Welcome and At Home

16 12 2014

rainbow lodge 2I’ve always said that our house is perfectly furnished for boys. Perfect for all-out nerf gun battles, for video-game playing, and for just hanging out and eating pizza. There is not a piece of furniture in harm’s way that is worth more than $20 tops. And as parent of a teenage boy who does have friends over, I like it this way.

The stable in Bethlehem was the perfect place as well, for those who were invited to visit Jesus, the newborn king. There is irony in the story that the greatest One to ever be born found his first room to be one perfectly fit, not for royalty, but for animals and those who cared for them. But where else would the shepherds have found an open door? Had Mary, Joseph, and their new child found lodging in a nicer place, their first guests would have been turned away, no matter how much they insisted that they had been invited. The shepherds were not only invited to see the newborn King, but were able to meet Him in a place where they felt welcome.

It has begged the question in my own heart – do I see myself as good enough for the people that God has brought my way? Do I see them as good enough? In a culture where we always seem to be watching for opportunities to improve our image, we impose a criteria on ourselves and those we encounter, determining if we have something to gain or lose by the interaction, and if it worth the cost of our time and hospitality.

Imagine an economy where this mindset doesn’t even come into play! Where image-management is a non-issue! We read in Philippians 2:5ff, “…Christ Jesus… though he was in the form of God, did not regard equality with God a thing to be grasped, but emptied Himself, taking the form of a bond-servant, and being made in the likeness of men.” Starting with His first visitors, God Incarnate not only welcomed the outcasts of the town, but created a space that helped them feel at home.
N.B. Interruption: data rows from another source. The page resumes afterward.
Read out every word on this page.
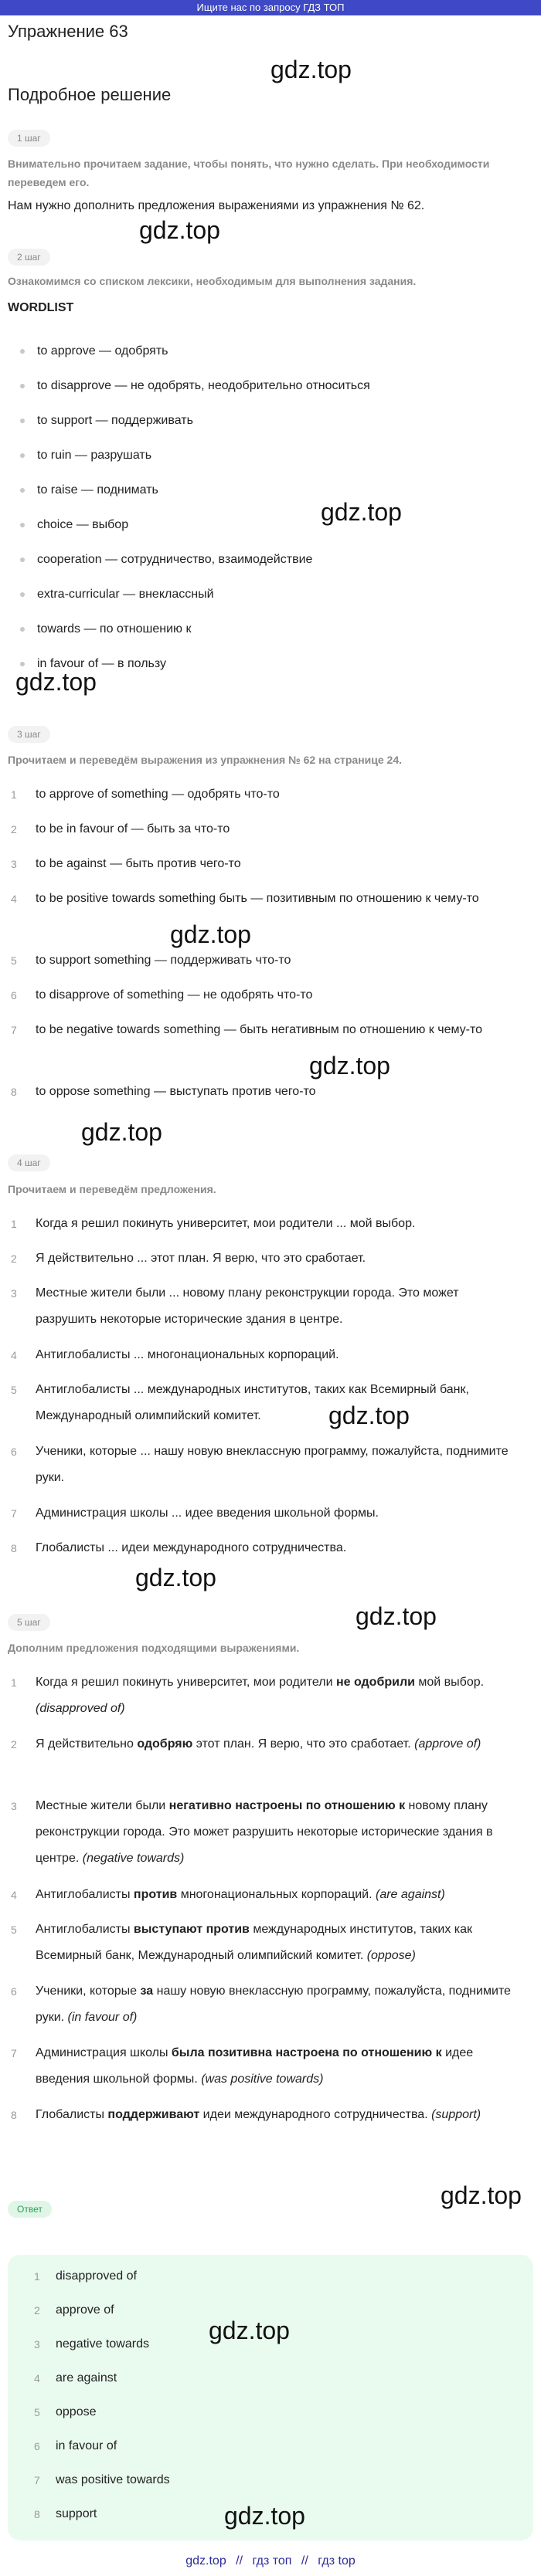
Ищите нас по запросу ГДЗ ТОП
Упражнение 63
gdz.top
Подробное решение
1 шаг
Внимательно прочитаем задание, чтобы понять, что нужно сделать. При необходимости переведем его.
Нам нужно дополнить предложения выражениями из упражнения № 62.
gdz.top
2 шаг
Ознакомимся со списком лексики, необходимым для выполнения задания.
WORDLIST
to approve — одобрять
to disapprove — не одобрять, неодобрительно относиться
to support — поддерживать
to ruin — разрушать
to raise — поднимать
choice — выбор
cooperation — сотрудничество, взаимодействие
extra-curricular — внеклассный
towards — по отношению к
in favour of — в пользу
gdz.top
gdz.top
3 шаг
Прочитаем и переведём выражения из упражнения № 62 на странице 24.
1	to approve of something — одобрять что-то
2	to be in favour of — быть за что-то
3	to be against — быть против чего-то
4	to be positive towards something быть — позитивным по отношению к чему-то
5	to support something — поддерживать что-то
6	to disapprove of something — не одобрять что-то
7	to be negative towards something — быть негативным по отношению к чему-то
8	to oppose something — выступать против чего-то
gdz.top
gdz.top
gdz.top
4 шаг
Прочитаем и переведём предложения.
1	Когда я решил покинуть университет, мои родители ... мой выбор.
2	Я действительно ... этот план. Я верю, что это сработает.
3	Местные жители были ... новому плану реконструкции города. Это может разрушить некоторые исторические здания в центре.
4	Антиглобалисты ... многонациональных корпораций.
5	Антиглобалисты ... международных институтов, таких как Всемирный банк, Международный олимпийский комитет.
6	Ученики, которые ... нашу новую внеклассную программу, пожалуйста, поднимите руки.
7	Администрация школы ... идее введения школьной формы.
8	Глобалисты ... идеи международного сотрудничества.
gdz.top
gdz.top
gdz.top
5 шаг
Дополним предложения подходящими выражениями.
1	Когда я решил покинуть университет, мои родители не одобрили мой выбор. (disapproved of)
2	Я действительно одобряю этот план. Я верю, что это сработает. (approve of)
3	Местные жители были негативно настроены по отношению к новому плану реконструкции города. Это может разрушить некоторые исторические здания в центре. (negative towards)
4	Антиглобалисты против многонациональных корпораций. (are against)
5	Антиглобалисты выступают против международных институтов, таких как Всемирный банк, Международный олимпийский комитет. (oppose)
6	Ученики, которые за нашу новую внеклассную программу, пожалуйста, поднимите руки. (in favour of)
7	Администрация школы была позитивна настроена по отношению к идее введения школьной формы. (was positive towards)
8	Глобалисты поддерживают идеи международного сотрудничества. (support)
gdz.top
Ответ
1 disapproved of
2 approve of
3 negative towards
4 are against
5 oppose
6 in favour of
7 was positive towards
8 support
gdz.top
gdz.top
gdz.top // гдз топ // гдз top
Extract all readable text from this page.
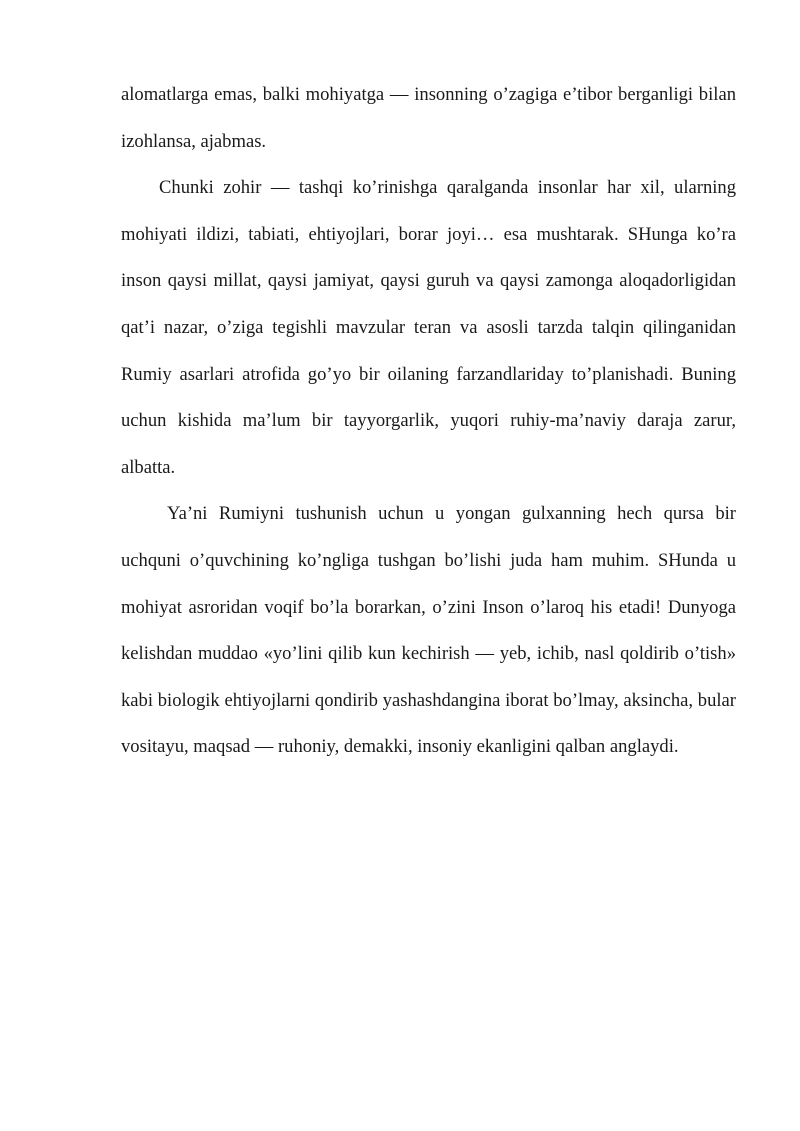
alomatlarga emas, balki mohiyatga — insonning o’zagiga e’tibor berganligi bilan izohlansa, ajabmas.

Chunki zohir — tashqi ko’rinishga qaralganda insonlar har xil, ularning mohiyati ildizi, tabiati, ehtiyojlari, borar joyi… esa mushtarak. SHunga ko’ra inson qaysi millat, qaysi jamiyat, qaysi guruh va qaysi zamonga aloqadorligidan qat’i nazar, o’ziga tegishli mavzular teran va asosli tarzda talqin qilinganidan Rumiy asarlari atrofida go’yo bir oilaning farzandlariday to’planishadi. Buning uchun kishida ma’lum bir tayyorgarlik, yuqori ruhiy-ma’naviy daraja zarur, albatta.

Ya’ni Rumiyni tushunish uchun u yongan gulxanning hech qursa bir uchquni o’quvchining ko’ngliga tushgan bo’lishi juda ham muhim. SHunda u mohiyat asroridan voqif bo’la borarkan, o’zini Inson o’laroq his etadi! Dunyoga kelishdan muddao «yo’lini qilib kun kechirish — yeb, ichib, nasl qoldirib o’tish» kabi biologik ehtiyojlarni qondirib yashashdangina iborat bo’lmay, aksincha, bular vositayu, maqsad — ruhoniy, demakki, insoniy ekanligini qalban anglaydi.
Having no image or reputation to manage before others, Jesus focused throughout His time on earth on the purpose for his coming – to welcome all who came to Him and bring them to the foot of the cross for salvation and restoration. He did not need to rally support for what God had sent Him to do, and so was free to ignore the public polls and care for all who came His way.

What motivates us to welcome others? This Advent, may we lay aside our need to manage what others think of us and reach out without discrimination to those around us, creating space for all to feel welcome in the presence of Christ.